Quant à ceux déjà en résidence de réhabilitation - et à qui donc même un encadrement constant n'aura pas suffi pour qu'ils puissent reprendre le droit chemin - il ne restera plus d'autre recours que de les y garder à temps plein. Ils deviendront des détenus.

Des détenus, mais pas dans une ambiance de prison. Les résidences de réhabilitation où l'on gardera ces détenus devront être regroupées, et attenantes à des ateliers, pour permettre qu'y travaillent ceux qui auront été ainsi clairement identifiés comme criminels d'habitude et qui ne pourront pas sortir pour aller travailler à l'extérieur. La surveillance y sera plus étroite, mais on encouragera néanmoins une vie normale à l'intérieur de chaque résidence.

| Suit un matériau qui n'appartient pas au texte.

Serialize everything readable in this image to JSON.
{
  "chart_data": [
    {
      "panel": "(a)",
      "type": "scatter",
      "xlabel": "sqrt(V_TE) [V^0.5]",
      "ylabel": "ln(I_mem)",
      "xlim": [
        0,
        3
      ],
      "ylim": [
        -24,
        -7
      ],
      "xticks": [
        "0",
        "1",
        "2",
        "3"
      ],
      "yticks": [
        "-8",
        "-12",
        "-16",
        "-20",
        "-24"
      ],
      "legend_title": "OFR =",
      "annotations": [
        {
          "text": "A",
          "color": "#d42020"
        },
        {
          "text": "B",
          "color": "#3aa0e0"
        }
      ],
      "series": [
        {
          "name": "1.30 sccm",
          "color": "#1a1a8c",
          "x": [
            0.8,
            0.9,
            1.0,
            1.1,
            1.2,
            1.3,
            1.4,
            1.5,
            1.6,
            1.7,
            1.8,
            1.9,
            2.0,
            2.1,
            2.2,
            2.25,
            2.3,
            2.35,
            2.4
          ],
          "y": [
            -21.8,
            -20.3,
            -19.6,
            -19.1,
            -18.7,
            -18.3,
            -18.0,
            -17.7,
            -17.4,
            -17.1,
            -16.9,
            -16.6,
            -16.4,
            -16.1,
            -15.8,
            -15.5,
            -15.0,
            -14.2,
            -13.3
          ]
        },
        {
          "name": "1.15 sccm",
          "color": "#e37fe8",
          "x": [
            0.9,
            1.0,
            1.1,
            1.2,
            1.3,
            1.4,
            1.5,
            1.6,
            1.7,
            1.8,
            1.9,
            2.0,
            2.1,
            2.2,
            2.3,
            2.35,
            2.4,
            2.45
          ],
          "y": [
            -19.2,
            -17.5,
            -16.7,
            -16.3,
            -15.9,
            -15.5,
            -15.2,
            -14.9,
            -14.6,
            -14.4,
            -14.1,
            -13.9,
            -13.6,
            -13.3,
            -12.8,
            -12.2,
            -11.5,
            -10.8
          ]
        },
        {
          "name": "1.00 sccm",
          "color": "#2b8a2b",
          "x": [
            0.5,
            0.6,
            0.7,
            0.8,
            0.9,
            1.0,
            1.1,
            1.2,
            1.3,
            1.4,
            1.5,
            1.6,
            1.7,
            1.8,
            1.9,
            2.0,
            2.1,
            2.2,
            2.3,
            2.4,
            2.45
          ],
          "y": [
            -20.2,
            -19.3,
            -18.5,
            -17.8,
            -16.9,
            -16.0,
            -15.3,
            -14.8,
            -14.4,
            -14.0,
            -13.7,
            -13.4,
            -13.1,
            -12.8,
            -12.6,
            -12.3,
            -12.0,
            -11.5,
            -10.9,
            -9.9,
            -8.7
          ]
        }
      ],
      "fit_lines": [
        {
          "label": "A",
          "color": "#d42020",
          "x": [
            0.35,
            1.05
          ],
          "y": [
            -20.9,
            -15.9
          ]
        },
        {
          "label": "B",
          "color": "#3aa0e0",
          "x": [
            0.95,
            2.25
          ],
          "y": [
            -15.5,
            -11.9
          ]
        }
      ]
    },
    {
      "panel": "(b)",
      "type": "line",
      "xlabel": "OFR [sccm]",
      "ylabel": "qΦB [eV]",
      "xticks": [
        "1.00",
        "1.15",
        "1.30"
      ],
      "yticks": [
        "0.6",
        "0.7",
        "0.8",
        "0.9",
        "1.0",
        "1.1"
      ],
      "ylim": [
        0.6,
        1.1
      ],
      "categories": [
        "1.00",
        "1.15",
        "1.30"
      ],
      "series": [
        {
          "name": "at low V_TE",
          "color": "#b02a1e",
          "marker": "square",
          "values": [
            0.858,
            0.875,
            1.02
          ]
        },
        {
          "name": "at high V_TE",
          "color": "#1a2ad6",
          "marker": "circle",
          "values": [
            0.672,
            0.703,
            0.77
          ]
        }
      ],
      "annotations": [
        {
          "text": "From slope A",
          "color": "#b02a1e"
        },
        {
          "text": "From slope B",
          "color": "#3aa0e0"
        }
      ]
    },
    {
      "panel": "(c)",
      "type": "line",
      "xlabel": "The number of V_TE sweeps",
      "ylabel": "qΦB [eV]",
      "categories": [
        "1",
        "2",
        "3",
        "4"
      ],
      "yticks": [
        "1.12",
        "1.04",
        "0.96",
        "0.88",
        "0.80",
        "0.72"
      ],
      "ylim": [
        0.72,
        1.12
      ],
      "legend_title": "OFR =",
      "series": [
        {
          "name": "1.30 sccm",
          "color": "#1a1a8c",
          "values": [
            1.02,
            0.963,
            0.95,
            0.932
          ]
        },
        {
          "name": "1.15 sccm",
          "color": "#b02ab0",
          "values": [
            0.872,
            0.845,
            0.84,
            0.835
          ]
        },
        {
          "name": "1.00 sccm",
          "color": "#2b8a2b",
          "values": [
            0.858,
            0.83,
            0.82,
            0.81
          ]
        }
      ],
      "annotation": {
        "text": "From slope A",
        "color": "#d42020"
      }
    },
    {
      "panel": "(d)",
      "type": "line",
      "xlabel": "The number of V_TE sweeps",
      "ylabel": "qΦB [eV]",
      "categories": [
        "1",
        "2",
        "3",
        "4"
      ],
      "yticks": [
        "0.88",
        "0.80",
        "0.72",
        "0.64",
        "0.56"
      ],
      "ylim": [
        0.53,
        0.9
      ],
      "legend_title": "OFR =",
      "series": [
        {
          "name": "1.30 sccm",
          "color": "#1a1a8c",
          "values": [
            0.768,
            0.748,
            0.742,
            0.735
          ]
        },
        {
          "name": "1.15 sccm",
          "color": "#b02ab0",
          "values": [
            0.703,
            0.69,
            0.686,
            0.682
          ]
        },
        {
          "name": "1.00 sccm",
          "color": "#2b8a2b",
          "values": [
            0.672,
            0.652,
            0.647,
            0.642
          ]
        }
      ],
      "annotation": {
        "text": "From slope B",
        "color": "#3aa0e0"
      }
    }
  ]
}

Ces détenus, pour leur travail, toucheront un salaire normal, et ils payeront pension. La règle de base étant toujours qu'ils demeurent à la résidence de réhabilitation jusqu'à ce qu'ils aient dédommagé leurs victimes et payé leurs amendes, certains s'en sortiront vite, d'autre plus tard, d'autres jamais. Ces derniers - pour qui un larcin n'attend pas l'autre - ce sont ceux qui ne peuvent pas vivre sans encadrement. La résidence ne cherchera pas à les punir; elle les gardera simplement dans ce milieu adapté à leur problème.


7. LA FIN DES PRISONS

La société a le droit d'être protégée contre tous ceux qui ne respectent pas la loi. Ceux - voleurs, fraudeurs, escrocs et autres malfaiteurs du même acabit - qui, sans être violents, ont néanmoins des comportements anti-sociaux doivent, d'une façon ou d'une autre, être mis à l'écart. Ne serait-ce pas un grand pas en avant de mieux protéger la population simplement en imposant à ces malfaiteurs la résidence surveillée - et un travail! - pour le temps qu'il faudra, plutôt qu'en les incarcérant?

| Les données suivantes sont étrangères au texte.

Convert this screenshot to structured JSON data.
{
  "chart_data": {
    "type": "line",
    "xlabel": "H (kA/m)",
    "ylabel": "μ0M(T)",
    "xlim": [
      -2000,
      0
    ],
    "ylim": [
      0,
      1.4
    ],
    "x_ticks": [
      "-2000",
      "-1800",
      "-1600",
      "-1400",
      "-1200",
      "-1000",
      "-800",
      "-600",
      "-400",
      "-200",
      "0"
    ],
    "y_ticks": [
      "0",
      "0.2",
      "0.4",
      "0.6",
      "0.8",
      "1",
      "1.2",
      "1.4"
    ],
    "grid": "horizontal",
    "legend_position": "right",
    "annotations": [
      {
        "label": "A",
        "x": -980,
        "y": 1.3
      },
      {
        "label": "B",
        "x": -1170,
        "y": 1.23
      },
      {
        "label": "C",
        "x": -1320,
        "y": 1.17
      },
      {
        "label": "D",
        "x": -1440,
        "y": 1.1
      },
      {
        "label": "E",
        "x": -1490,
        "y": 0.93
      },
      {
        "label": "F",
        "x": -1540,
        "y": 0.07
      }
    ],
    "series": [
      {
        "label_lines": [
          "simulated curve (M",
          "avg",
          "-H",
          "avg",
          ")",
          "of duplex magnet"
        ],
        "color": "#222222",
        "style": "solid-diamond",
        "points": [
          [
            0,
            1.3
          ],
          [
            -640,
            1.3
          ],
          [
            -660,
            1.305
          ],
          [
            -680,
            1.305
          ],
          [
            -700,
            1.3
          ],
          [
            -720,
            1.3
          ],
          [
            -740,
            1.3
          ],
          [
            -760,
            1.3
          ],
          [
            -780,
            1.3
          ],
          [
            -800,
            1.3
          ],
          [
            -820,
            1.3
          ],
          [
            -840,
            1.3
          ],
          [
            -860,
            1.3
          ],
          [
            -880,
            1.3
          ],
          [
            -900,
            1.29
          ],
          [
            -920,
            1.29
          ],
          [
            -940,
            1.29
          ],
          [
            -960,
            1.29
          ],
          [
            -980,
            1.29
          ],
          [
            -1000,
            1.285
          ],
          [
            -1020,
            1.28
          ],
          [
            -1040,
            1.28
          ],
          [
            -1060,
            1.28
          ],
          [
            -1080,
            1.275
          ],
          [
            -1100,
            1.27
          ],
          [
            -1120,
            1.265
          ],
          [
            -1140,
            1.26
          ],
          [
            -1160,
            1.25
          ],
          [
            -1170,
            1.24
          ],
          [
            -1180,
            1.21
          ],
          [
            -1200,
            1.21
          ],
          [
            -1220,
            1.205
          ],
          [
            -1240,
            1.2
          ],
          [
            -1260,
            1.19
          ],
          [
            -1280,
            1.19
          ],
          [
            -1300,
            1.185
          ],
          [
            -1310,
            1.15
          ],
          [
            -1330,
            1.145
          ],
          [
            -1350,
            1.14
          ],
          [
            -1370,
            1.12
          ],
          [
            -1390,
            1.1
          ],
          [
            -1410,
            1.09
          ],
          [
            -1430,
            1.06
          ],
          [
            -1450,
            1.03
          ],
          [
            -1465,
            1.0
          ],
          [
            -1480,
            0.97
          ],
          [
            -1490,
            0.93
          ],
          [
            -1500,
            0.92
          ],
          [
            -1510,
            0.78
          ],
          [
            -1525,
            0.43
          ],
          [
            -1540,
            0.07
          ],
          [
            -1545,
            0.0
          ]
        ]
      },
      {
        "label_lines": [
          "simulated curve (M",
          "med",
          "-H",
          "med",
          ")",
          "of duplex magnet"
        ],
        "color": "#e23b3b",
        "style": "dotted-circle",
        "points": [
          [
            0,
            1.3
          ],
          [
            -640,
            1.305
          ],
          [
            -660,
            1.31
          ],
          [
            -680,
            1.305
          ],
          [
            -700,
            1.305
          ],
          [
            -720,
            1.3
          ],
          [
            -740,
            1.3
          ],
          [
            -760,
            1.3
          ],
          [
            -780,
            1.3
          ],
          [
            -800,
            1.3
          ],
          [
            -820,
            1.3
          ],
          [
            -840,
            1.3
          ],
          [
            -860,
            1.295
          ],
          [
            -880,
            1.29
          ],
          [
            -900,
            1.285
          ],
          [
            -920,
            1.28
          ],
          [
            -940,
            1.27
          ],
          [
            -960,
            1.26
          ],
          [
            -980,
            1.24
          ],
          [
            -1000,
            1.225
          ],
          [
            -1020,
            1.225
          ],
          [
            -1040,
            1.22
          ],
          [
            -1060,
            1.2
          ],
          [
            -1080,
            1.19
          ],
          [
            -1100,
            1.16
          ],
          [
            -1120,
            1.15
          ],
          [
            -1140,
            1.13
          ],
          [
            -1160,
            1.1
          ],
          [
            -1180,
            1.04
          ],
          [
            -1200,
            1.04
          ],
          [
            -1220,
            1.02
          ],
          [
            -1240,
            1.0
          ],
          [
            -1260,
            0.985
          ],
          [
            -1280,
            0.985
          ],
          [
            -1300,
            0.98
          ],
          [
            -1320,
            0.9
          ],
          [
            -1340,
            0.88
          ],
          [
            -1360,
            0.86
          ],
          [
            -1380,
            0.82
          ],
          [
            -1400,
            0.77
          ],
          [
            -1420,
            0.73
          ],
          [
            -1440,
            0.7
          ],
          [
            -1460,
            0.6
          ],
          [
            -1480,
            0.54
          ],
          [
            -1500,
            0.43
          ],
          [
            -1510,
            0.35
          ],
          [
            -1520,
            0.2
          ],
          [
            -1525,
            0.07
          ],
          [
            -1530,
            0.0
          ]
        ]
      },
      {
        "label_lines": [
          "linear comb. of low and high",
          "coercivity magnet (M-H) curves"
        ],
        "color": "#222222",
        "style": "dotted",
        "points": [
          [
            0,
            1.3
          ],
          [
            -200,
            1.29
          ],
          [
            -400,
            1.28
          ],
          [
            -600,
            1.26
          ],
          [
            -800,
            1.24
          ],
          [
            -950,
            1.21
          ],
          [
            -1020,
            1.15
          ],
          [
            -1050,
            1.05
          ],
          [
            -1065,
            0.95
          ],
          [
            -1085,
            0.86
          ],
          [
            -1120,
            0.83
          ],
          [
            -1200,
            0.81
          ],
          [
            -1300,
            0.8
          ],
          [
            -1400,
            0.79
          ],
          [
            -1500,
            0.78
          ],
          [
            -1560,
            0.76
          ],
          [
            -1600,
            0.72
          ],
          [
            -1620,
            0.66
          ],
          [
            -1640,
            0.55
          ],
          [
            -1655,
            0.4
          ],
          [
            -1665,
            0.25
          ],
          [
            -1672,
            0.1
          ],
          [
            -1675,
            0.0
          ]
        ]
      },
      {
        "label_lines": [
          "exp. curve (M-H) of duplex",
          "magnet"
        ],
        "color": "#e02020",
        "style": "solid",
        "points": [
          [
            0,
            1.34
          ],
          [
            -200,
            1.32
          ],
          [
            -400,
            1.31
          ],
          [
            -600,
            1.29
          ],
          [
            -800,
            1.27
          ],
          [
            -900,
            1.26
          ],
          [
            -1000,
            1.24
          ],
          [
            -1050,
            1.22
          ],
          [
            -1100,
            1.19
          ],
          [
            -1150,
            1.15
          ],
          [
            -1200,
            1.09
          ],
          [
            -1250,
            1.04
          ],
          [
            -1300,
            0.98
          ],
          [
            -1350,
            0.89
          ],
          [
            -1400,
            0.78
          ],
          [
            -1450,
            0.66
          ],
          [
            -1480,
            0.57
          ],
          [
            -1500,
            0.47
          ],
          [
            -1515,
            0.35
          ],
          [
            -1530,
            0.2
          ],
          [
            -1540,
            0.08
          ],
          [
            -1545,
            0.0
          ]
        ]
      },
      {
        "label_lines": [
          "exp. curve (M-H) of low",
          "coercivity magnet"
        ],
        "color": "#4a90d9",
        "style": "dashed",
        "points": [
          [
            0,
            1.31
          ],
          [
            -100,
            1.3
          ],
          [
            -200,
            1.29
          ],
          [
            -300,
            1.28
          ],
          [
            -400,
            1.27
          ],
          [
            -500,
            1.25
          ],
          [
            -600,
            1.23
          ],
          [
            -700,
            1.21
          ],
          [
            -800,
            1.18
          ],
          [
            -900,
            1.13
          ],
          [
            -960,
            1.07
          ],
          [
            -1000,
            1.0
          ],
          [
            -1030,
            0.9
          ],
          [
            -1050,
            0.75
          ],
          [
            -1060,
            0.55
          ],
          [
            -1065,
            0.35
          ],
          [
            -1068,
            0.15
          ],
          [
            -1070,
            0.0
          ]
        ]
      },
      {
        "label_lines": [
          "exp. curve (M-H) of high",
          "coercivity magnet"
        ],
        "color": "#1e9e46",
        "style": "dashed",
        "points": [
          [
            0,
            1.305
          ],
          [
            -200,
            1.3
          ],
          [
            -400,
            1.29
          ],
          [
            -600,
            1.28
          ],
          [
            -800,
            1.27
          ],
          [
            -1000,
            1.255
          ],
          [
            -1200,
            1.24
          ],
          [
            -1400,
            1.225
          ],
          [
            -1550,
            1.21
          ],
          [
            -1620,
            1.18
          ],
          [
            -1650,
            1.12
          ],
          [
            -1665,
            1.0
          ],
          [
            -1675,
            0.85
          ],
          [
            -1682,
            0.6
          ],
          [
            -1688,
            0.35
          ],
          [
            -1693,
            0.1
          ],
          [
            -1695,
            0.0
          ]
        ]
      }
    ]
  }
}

En encadrant, au besoin de façon permanente, les petits criminels d'habitude, on met mieux la population à l'abri de leurs méfaits. Une Nouvelle Société prévient au lieu de guérir et, du même coup, fait en sorte que les frais d'entretien des petits criminels soient couverts par leur travail et cessent d'être une charge pour le monde ordinaire.

Qu'on se donne pour objectif de fermer les prisons traditionnelles d'ici 5 ans, en acheminant les criminels violents vers le bagne et les autres vers la résidence surveillée et le travail. C'est ainsi qu'on protégera vraiment le monde ordinaire.